L'incendie des BPC de Saint-Basile-le-Grand, 25 ans plus tard

Sébastien Cloutier fait le parallèle entre l'incendie de Saint-Basile-le-Grand et la tragédie ferroviaire de Lac-Mégantic

Il y exactement un quart de siècle, le 23 août 1988, un épais nuage toxique s'échappe d'un entrepôt de Saint-Basile-le-Grand, près de Montréal, où des barils d'huile contaminée par des biphényles polychlorés (BPC) ont pris feu.

L'explosion ne fait aucune victime. Elle entraîne néanmoins l'évacuation de 5200 résidents, certains pendant plus de deux semaines. Le sol, l'air et l'eau sont contaminés.

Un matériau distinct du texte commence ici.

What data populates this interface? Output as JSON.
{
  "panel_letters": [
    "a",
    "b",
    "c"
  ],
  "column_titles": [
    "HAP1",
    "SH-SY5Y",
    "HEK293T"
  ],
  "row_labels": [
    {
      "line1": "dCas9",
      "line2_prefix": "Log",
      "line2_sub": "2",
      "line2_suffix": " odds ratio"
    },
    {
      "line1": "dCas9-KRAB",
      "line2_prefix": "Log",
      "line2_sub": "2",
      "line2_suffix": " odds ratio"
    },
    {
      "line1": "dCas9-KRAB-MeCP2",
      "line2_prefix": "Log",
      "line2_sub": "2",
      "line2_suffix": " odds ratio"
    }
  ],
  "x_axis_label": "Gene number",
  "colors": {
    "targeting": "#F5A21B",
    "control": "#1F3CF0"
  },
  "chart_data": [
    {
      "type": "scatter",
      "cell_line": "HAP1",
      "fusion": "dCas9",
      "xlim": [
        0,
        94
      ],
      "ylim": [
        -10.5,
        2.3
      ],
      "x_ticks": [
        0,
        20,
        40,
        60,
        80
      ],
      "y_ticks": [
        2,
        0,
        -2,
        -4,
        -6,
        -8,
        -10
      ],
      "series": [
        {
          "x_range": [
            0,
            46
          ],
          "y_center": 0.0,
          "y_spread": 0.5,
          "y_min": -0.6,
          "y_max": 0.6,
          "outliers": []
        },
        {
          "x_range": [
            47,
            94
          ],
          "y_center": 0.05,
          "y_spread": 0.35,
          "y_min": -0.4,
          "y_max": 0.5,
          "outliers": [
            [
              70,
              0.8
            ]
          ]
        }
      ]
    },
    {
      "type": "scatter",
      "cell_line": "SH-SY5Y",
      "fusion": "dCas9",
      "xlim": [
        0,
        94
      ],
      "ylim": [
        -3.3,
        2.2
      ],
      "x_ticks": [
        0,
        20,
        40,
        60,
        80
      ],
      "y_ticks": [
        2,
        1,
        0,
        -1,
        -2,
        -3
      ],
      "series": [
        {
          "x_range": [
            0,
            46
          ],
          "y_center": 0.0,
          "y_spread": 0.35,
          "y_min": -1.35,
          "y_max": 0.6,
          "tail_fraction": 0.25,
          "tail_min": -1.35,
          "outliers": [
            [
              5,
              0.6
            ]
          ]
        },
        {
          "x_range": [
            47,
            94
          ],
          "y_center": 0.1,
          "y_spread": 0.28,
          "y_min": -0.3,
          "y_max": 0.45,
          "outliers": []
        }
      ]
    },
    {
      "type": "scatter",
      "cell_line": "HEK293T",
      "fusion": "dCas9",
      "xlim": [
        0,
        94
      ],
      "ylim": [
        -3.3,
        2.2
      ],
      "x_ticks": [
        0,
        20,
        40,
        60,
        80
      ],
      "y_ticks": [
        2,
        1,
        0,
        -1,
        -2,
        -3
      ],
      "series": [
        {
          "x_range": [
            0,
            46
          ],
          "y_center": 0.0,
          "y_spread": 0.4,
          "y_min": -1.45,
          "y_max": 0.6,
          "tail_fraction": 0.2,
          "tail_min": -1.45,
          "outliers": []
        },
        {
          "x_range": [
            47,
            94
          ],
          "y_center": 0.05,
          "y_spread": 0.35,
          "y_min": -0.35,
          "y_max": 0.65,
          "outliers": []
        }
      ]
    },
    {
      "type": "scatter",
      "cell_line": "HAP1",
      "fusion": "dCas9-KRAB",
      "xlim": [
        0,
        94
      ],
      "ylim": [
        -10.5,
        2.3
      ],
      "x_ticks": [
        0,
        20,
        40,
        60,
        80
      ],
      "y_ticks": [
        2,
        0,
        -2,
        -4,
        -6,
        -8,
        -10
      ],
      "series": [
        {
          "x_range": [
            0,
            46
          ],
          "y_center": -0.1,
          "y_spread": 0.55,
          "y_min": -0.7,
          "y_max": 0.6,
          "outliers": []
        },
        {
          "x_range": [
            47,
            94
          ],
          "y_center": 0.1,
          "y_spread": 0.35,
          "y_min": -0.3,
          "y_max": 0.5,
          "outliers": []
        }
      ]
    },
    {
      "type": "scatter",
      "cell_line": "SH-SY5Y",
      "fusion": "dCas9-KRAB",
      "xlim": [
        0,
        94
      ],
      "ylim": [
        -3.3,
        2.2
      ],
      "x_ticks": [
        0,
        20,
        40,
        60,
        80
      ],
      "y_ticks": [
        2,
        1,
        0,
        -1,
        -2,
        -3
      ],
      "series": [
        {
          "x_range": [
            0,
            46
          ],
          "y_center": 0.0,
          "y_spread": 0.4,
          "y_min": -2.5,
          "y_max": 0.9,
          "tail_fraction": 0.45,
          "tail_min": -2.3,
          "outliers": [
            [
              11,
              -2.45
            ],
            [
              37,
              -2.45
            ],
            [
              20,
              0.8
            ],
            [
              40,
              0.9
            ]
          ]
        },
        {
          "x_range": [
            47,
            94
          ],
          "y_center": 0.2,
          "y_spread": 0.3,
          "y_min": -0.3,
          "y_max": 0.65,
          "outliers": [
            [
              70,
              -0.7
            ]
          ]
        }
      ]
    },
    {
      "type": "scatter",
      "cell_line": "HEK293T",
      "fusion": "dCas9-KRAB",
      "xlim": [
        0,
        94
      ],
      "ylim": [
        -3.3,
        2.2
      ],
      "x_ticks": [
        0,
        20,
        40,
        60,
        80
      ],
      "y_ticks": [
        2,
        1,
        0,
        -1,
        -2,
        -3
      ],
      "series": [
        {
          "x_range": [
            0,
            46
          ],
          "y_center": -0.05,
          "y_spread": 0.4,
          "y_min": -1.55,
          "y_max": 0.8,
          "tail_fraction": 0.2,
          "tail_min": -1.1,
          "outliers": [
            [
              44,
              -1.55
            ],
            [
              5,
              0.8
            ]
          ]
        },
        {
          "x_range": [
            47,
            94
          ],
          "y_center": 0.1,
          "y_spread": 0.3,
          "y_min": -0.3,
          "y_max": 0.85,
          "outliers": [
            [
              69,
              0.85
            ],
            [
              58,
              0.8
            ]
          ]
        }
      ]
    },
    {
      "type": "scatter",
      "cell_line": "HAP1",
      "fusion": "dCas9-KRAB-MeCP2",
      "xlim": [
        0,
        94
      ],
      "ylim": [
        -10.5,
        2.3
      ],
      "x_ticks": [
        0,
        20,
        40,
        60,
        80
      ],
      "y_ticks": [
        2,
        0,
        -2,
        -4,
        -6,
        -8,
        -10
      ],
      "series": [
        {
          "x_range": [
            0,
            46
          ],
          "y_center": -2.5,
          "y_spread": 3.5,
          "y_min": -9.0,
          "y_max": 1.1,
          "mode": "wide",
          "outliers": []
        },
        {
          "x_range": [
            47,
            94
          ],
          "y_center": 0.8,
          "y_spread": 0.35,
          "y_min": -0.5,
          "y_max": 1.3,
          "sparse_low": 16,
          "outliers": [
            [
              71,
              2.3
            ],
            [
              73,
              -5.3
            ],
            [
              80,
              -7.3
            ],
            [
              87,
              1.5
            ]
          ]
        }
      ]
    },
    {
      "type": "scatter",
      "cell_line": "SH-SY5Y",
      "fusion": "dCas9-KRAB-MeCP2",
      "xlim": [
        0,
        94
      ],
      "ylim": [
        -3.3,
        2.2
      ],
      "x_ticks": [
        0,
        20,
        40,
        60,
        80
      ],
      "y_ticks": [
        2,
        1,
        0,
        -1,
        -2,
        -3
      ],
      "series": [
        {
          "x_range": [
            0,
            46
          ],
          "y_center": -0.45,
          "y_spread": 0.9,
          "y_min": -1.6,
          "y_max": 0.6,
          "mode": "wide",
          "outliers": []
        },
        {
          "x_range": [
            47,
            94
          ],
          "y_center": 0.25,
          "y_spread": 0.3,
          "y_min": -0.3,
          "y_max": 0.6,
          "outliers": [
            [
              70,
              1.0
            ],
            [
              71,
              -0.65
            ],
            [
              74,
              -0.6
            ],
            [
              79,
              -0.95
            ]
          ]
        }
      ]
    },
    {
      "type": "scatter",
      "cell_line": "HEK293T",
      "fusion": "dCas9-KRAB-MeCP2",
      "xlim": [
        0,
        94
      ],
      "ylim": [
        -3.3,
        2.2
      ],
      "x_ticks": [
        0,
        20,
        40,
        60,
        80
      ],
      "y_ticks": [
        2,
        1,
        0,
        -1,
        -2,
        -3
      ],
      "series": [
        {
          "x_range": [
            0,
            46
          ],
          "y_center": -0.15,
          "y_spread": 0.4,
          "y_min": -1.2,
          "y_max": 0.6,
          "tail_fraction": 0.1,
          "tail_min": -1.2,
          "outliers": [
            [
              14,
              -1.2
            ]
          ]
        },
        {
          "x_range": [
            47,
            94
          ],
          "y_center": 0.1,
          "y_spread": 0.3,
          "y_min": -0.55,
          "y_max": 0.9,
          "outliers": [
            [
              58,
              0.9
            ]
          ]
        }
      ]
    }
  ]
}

L'incendie est d'origine criminelle. Son auteur est Alain Chapleau, un employé municipal. Il est arrêté à la suite des événements, mais est acquitté en janvier 1989 par la Cour supérieure de Longueuil. Malgré la confession de l'accusé lors d'interrogatoires serrés, le juge Réjean Paul demande aux jurés de l'acquitter, faute de preuves. Le poids de sa conscience lui fera avouer son crime 14 ans plus tard. Quant au propriétaire de l'entrepôt, Marc Lévy, il s'enfuit vers la Floride pour éviter d'affronter la justice et d'acquitter la facture de 30 millions de dollars de nettoyage. Il ne revient jamais au Canada.

En fin de compte, Québec assume seul l'ensemble des coûts liés à la catastrophe.

Catastrophe écologique

L'utilisation commerciale des BPC avait été interdite quelques années auparavant. Soixante-quinze mille litres de ce produit toxique cancérigène étaient entreposés à Saint-Basile-le-Grand le jour de l'incendie dans des conditions douteuses.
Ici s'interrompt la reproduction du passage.